C’est ce volume qui distingue l’ingénierie des données de l’énergie de sa version générique. Avec ces 37 millions de compteurs communicants, soit près de 95 % du parc, Enedis suit en temps réel l’état de 750 000 km de lignes : tension, qualité du courant et anomalies remontent automatiquement. Devenir un « opérateur de données » est d’ailleurs l’un des grands chantiers de l’entreprise, qui prévoit 3 000 recrutements par an jusqu’en 2030.

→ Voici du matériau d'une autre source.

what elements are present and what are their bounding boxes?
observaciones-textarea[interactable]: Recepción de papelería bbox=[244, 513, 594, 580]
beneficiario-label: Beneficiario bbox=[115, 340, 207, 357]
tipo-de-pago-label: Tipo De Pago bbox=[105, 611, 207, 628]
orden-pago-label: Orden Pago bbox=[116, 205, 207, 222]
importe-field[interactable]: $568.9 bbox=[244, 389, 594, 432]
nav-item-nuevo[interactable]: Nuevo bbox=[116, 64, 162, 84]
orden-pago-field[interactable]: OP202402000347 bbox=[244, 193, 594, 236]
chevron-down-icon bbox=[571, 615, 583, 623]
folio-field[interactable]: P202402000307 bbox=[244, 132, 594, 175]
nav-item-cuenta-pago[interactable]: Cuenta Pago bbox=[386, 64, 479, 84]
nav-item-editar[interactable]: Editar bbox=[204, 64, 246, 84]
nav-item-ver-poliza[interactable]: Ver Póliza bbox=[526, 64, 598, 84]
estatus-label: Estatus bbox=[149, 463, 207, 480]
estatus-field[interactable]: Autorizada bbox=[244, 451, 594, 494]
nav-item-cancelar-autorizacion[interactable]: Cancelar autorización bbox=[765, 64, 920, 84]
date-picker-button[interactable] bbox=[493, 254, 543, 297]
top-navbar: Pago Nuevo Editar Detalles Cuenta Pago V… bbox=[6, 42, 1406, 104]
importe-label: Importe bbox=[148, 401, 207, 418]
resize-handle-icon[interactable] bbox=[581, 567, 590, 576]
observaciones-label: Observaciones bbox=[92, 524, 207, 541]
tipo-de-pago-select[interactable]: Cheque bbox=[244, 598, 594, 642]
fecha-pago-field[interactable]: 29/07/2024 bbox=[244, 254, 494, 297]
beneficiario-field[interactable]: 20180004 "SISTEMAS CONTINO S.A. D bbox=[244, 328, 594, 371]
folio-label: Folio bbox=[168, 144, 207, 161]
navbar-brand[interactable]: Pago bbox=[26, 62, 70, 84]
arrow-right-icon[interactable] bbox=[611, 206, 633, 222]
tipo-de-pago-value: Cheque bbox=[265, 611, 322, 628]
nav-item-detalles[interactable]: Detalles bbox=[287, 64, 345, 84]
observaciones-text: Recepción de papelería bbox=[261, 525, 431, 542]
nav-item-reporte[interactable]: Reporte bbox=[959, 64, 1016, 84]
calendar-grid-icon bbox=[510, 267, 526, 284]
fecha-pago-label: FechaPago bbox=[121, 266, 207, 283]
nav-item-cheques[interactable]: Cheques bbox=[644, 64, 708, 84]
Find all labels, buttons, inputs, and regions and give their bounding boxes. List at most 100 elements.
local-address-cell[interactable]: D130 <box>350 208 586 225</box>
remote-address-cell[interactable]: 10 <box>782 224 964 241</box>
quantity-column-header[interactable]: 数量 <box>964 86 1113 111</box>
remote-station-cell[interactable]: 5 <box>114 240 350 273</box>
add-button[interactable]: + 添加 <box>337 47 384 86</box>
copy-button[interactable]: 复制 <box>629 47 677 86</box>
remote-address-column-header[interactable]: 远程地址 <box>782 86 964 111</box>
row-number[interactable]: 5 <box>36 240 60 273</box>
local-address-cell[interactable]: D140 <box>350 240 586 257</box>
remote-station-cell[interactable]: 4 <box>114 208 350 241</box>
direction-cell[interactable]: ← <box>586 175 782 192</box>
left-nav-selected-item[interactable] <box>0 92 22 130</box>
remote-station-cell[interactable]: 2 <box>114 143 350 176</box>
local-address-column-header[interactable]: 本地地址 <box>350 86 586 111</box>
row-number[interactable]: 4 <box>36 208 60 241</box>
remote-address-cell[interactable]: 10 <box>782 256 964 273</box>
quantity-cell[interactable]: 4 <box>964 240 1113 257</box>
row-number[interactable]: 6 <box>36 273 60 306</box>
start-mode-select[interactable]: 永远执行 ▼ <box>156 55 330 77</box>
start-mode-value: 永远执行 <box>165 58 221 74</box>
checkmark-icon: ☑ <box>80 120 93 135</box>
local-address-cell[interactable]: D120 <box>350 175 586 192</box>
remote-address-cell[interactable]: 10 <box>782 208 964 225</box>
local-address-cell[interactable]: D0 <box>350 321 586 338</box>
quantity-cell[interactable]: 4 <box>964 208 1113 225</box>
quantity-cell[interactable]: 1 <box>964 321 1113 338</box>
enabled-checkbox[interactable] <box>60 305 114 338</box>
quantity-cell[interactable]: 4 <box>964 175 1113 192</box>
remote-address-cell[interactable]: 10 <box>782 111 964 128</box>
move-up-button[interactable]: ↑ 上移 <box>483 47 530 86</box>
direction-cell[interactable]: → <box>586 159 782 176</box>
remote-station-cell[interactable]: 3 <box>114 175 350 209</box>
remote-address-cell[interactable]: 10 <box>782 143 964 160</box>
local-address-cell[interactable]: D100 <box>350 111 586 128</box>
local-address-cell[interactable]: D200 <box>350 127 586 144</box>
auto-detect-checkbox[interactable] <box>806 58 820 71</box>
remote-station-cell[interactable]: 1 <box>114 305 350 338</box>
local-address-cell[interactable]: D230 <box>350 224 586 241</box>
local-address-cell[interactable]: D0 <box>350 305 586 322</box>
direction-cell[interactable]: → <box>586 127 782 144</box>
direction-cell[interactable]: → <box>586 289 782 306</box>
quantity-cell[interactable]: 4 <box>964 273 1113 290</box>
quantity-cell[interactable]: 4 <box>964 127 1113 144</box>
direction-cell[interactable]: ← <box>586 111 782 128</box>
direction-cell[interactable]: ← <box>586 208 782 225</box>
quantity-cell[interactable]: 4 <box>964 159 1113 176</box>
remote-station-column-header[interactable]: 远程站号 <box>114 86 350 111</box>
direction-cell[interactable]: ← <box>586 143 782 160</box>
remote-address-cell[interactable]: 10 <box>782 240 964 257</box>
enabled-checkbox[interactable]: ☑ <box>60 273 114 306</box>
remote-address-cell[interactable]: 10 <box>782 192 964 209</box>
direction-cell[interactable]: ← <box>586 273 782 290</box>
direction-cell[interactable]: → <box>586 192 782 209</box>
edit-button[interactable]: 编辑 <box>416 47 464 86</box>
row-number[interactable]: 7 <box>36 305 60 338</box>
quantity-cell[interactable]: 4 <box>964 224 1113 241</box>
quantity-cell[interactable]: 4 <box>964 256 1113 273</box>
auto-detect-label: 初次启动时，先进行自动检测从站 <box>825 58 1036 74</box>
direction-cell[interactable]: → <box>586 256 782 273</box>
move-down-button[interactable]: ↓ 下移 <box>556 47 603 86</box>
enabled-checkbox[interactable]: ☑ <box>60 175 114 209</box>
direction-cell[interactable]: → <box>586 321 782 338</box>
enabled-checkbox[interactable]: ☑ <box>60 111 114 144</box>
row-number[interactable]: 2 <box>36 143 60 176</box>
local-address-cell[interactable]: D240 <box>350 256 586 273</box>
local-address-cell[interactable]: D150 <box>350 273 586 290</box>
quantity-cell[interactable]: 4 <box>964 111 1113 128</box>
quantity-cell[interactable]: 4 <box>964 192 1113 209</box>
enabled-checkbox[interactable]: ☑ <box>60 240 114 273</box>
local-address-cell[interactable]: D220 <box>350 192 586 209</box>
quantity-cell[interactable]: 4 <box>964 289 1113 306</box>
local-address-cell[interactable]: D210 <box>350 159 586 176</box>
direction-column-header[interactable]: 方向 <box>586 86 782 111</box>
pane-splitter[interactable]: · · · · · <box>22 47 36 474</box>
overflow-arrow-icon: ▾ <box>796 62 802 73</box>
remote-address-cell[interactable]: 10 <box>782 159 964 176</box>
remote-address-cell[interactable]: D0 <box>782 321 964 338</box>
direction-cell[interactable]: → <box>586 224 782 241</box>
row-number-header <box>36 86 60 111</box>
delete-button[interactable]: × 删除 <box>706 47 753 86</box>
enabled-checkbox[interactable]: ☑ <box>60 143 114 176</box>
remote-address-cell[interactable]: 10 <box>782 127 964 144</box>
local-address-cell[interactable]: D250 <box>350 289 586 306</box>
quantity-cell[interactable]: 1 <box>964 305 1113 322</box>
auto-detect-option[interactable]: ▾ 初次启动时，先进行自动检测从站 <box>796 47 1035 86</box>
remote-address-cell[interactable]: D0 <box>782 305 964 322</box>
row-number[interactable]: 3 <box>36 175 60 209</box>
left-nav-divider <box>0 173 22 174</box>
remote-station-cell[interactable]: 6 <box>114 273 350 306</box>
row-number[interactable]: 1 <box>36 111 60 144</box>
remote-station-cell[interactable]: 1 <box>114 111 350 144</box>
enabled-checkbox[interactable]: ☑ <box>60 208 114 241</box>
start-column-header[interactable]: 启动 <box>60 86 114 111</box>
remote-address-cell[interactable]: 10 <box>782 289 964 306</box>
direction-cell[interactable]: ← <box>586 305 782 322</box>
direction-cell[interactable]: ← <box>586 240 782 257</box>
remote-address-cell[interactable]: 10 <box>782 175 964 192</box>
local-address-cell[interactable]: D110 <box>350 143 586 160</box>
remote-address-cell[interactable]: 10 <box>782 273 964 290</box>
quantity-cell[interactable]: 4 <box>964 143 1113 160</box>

En quoi consiste le travail
Le cœur du métier est ingrat et indispensable : ingérer des signaux SCADA, des prévisions météo et des données de comptage, les rapprocher de référentiels en désordre, puis livrer des jeux de données propres et versionnés aux analystes et aux équipes de science des données. Sur les parcs éoliens et solaires, cela revient à composer avec la dérive des capteurs, les trous et les horodatages en double de milliers d’équipements. Côté marché, il faut une latence inférieure à la seconde pour qu’une centrale électrique virtuelle et les systèmes d’équilibrage réagissent aux prix courants plutôt qu’à des prix périmés. La plupart des offres demandent SQL, Python, un moteur de traitement distribué comme Spark ou Flink, et de l’orchestration avec Airflow ou Dagster.
Qui recrute
La demande se répartit entre trois types d’employeurs. Les gestionnaires de réseau et grands énergéticiens - Enedis, EDF et RTE en France, Vattenfall à l’étranger - recrutent des ingénieurs data pour moderniser des systèmes de comptage et de gestion d’actifs vieux de plusieurs décennies. Les éditeurs de logiciels pour l’énergie font de la plateforme de données le produit lui-même : chez Octopus Energy, la plateforme Kraken traite plus de 300 millions de relevés par jour dans 17 pays, et son équipe data est passée de 15 personnes en 2021 à plus de 700 en 2025. S’y ajoutent les start-up climatiques, où une équipe de trois personnes porte toute l’activité.
Salaires et perspectives
Les postes s’affichent sobrement en Data Engineer ou Senior Data Engineer, les titres de Staff et Platform Engineer occupant le sommet. En France, un profil data débute autour de 40 000 € par an et atteint 65 000 € avec de l’expérience, davantage pour les spécialistes big data et IA. La prime récompense la connaissance du secteur : savoir ce qu’est un pas de règlement d’une demi-heure, pourquoi l’écrêtement (l’arrêt volontaire d’une production que le réseau ne peut absorber) apparaît comme des données manquantes, ou comment se règlent les marchés d’équilibrage.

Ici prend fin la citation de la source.